In the light of these circumstances in return for the compromises Abkhazia should be promised tangible benefits. Many of them – like wide autonomy and guaranteed support for preservation and development of language and cultural heritage – are already guaranteed by the Georgian constitution and outlined in various governmental projects. Plus, Georgia with the support of its partners must attract financial and technical aid for development of Abkhazian infrastructure and exploitation of its wide economic potential as unique tourist destination. This will offer wide opportunities for both Western and Russian capital benefiting not only foreign investors but also locals as their properties will increase in value. The rise of living standards in the region should boost growth of population too, thus alleviating the fears that Abkhazians have had for the last decades.
One of the biggest problems that will persist in both Abkhazia and South Ossetia is preservation of civil order and protection of the returned refugees. Police forces in both regions comprise of locals who have functioned outside not only outside the Georgian jurisdiction but also outside normal practices of rule of law and civilian control. This issue will have to be addressed step by step, through attracting consultants and specialists from partners and international organizations who will provide necessary training and expertise. Then, with time police forces will be reformed and refreshed, enabled of serving local societies in accordance with the best practices in the whole South Caucasus. As it is known police force in Georgia has been widely recognized as incorruptible and one of the most efficient and effective in Europe.

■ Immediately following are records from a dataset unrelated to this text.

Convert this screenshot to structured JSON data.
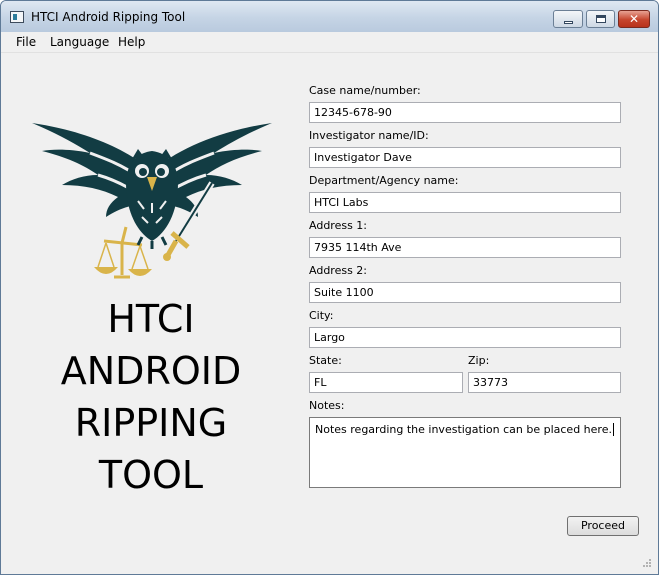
{
  "window": {
    "title": "HTCI Android Ripping Tool"
  },
  "menu": {
    "items": [
      "File",
      "Language",
      "Help"
    ]
  },
  "banner": {
    "lines": [
      "HTCI",
      "ANDROID",
      "RIPPING",
      "TOOL"
    ]
  },
  "form": {
    "case_label": "Case name/number:",
    "case_value": "12345-678-90",
    "investigator_label": "Investigator name/ID:",
    "investigator_value": "Investigator Dave",
    "department_label": "Department/Agency name:",
    "department_value": "HTCI Labs",
    "address1_label": "Address 1:",
    "address1_value": "7935 114th Ave",
    "address2_label": "Address 2:",
    "address2_value": "Suite 1100",
    "city_label": "City:",
    "city_value": "Largo",
    "state_label": "State:",
    "state_value": "FL",
    "zip_label": "Zip:",
    "zip_value": "33773",
    "notes_label": "Notes:",
    "notes_value": "Notes regarding the investigation can be placed here."
  },
  "actions": {
    "proceed_label": "Proceed"
  },
  "colors": {
    "logo_dark": "#123c43",
    "logo_gold": "#d9b44a",
    "close_red": "#c6452d"
  }
}
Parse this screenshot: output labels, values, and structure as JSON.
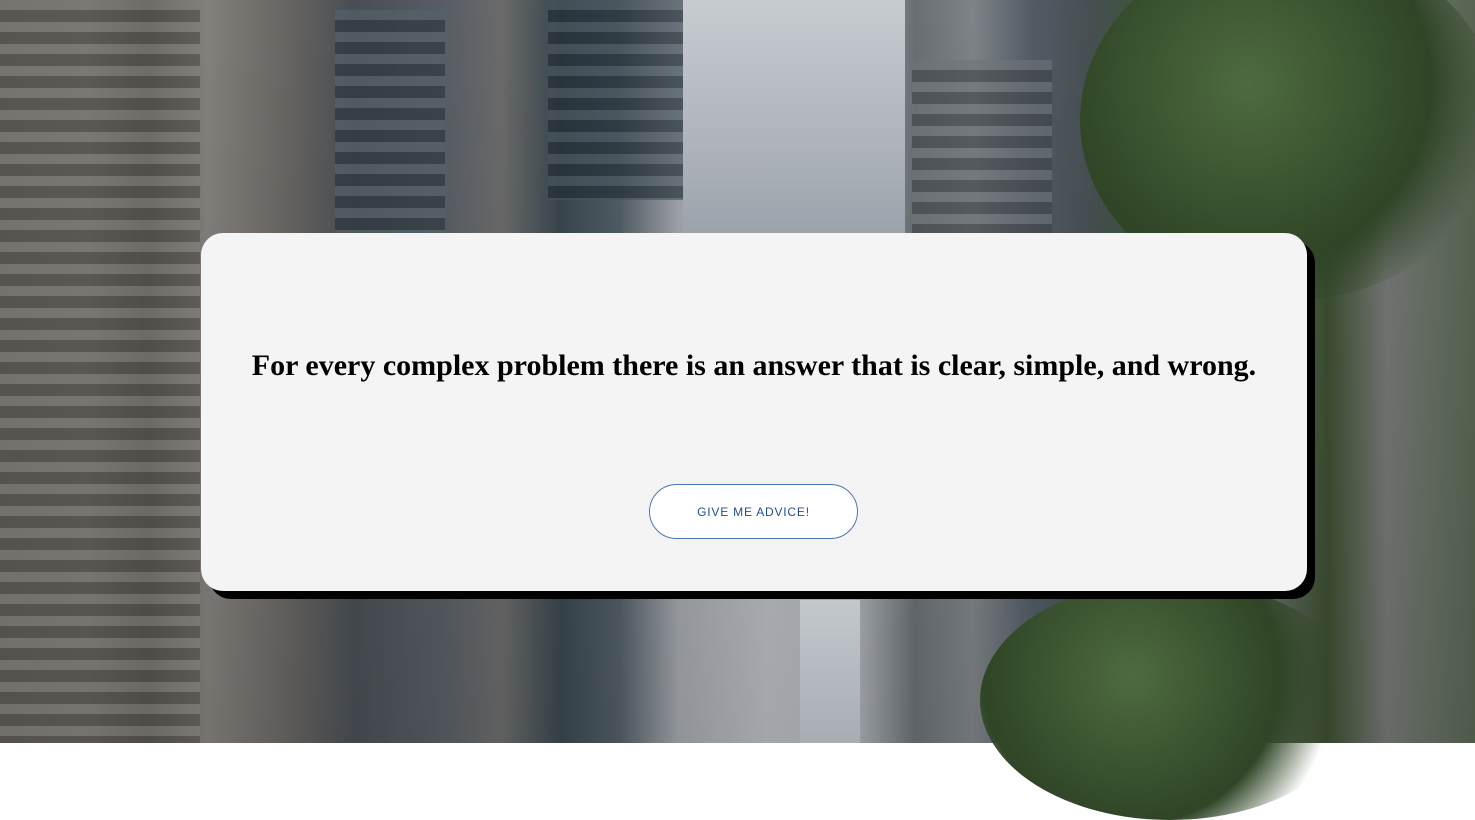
{
  "advice": {
    "quote": "For every complex problem there is an answer that is clear, simple, and wrong."
  },
  "button": {
    "label": "GIVE ME ADVICE!"
  },
  "colors": {
    "card_background": "#f4f4f4",
    "card_shadow": "#000000",
    "button_border": "#4a78b5",
    "button_text": "#1f4f8f"
  }
}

Once again, this is a long term process that has to be preceded by the removal of the dividing barriers, restoration of people-to-people contacts, creating opportunities for establishing and widening of trade and cultural ties. Despite all imposed restrictions and alienation caused by the conflicts both Abkhazia and South Ossetia still maintain rather intense ties with the “mainland Georgia” as South Ossetia has no natural boundaries with the “mainland Georgia” (in fact it has natural boundaries with Russia) and there is a substantial ethnic Georgian minority that still remains in Abkhazia. The fears that Abkhazians and South Ossetians have about their security will be addressed through the demilitarization of these regions while returning them under the jurisdiction of Georgia will offer them not only various opportunities but also benefits of affirmative action.
The demilitarization of Abkhazia and South Ossetia definitely does not mean that Georgia will downsize its armed forces. Neutrality brings certain obligations, among them the ability to protect its own territory. While access zones to Georgia through Abkhazia and South Osetia will be made secure through their demilitarization the rest of the perimeter should be fortified and protected. Georgian armed forces must be trained and equipped for defensive warfare. Georgia should continue participating in peacekeeping and counter-terrorism operations as it has done up to these days. It will help with maintaining high standards and combat readiness.